You'll need to take the drug for several weeks to prevent relapse. If long-term corticosteroid use is a problem for you, ask your doctor about other prescription medications that might help. Some common alternatives to corticosteroids are:
- Potassium iodide
- Colchicine (Colcrys, Mitigare)
Preparing for an appointment
Your primary care doctor is likely to refer you to a dermatologist for diagnosis and treatment of Sweet's syndrome. Here's some information to help you get ready for your appointment.
What you can do
Before your appointment, make a list of:
- Symptoms you've been having and for how long, including those that seem unrelated to your rash
- All medications, vitamins and supplements you take, including doses
- Questions to ask your doctor
If you have symptoms of Sweet's syndrome, questions you may want to ask include:
- What might be causing my rash?
- What tests do I need to confirm the diagnosis?

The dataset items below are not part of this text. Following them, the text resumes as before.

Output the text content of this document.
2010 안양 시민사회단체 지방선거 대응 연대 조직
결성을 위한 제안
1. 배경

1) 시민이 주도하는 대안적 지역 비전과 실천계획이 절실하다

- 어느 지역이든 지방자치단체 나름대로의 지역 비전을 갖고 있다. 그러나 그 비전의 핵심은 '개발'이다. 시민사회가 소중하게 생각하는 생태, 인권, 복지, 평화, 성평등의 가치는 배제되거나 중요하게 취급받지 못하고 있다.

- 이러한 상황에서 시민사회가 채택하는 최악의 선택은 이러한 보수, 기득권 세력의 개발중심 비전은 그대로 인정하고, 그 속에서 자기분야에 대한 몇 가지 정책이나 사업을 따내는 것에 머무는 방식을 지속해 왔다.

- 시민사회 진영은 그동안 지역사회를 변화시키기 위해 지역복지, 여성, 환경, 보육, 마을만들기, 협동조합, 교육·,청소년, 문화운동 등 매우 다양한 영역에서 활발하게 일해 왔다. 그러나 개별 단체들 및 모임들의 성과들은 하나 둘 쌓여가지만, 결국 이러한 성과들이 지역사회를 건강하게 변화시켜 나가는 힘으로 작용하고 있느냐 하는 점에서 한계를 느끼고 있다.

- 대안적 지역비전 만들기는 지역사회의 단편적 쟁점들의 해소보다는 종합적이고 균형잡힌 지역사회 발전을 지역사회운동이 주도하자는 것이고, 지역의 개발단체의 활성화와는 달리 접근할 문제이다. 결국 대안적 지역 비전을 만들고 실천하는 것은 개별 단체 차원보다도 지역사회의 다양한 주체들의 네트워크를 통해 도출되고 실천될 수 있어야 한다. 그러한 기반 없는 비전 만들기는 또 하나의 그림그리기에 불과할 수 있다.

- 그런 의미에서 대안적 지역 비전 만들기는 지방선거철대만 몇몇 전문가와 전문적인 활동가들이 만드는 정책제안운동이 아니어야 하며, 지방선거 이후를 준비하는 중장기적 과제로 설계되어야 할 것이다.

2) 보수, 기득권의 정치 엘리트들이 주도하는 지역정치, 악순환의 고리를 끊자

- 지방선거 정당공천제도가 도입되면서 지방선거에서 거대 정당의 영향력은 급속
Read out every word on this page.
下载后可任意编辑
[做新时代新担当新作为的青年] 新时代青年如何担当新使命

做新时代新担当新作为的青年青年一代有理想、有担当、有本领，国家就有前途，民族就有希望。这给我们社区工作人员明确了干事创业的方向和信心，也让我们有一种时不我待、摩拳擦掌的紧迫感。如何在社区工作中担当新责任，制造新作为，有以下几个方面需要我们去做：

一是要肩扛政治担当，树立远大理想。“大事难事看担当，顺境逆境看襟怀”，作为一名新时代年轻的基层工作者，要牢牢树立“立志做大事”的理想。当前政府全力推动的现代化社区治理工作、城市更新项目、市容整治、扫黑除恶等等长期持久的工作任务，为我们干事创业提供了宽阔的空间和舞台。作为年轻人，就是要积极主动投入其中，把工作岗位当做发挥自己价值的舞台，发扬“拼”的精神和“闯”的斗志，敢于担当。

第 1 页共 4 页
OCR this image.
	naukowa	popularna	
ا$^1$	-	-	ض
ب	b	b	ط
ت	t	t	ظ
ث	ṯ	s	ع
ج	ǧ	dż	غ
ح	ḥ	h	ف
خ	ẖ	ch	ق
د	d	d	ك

- Is this condition temporary or long-lasting?
- What treatment options are available, and which do you recommend for me?
- What side effects can I expect from treatment?
- Is there a generic alternative to the medicine you're prescribing me?
- What if I just wait to see if my signs and symptoms go away on their own?
What to expect from your doctor
Your doctor is likely to ask you a number of questions, such as:
- When did your skin symptoms start?
- Did they come on suddenly or gradually?
- What did the rash look like when it first appeared?
- Is the rash painful?
- Does anything make your symptoms better?
- Does anything make your symptoms worse?
- Were you sick before the rash started?
- What medical problems have you had?
- Do you have other symptoms that started about the same time?
- What medications do you take?
- Did the skin lesions start in the days or weeks after you started a new medication?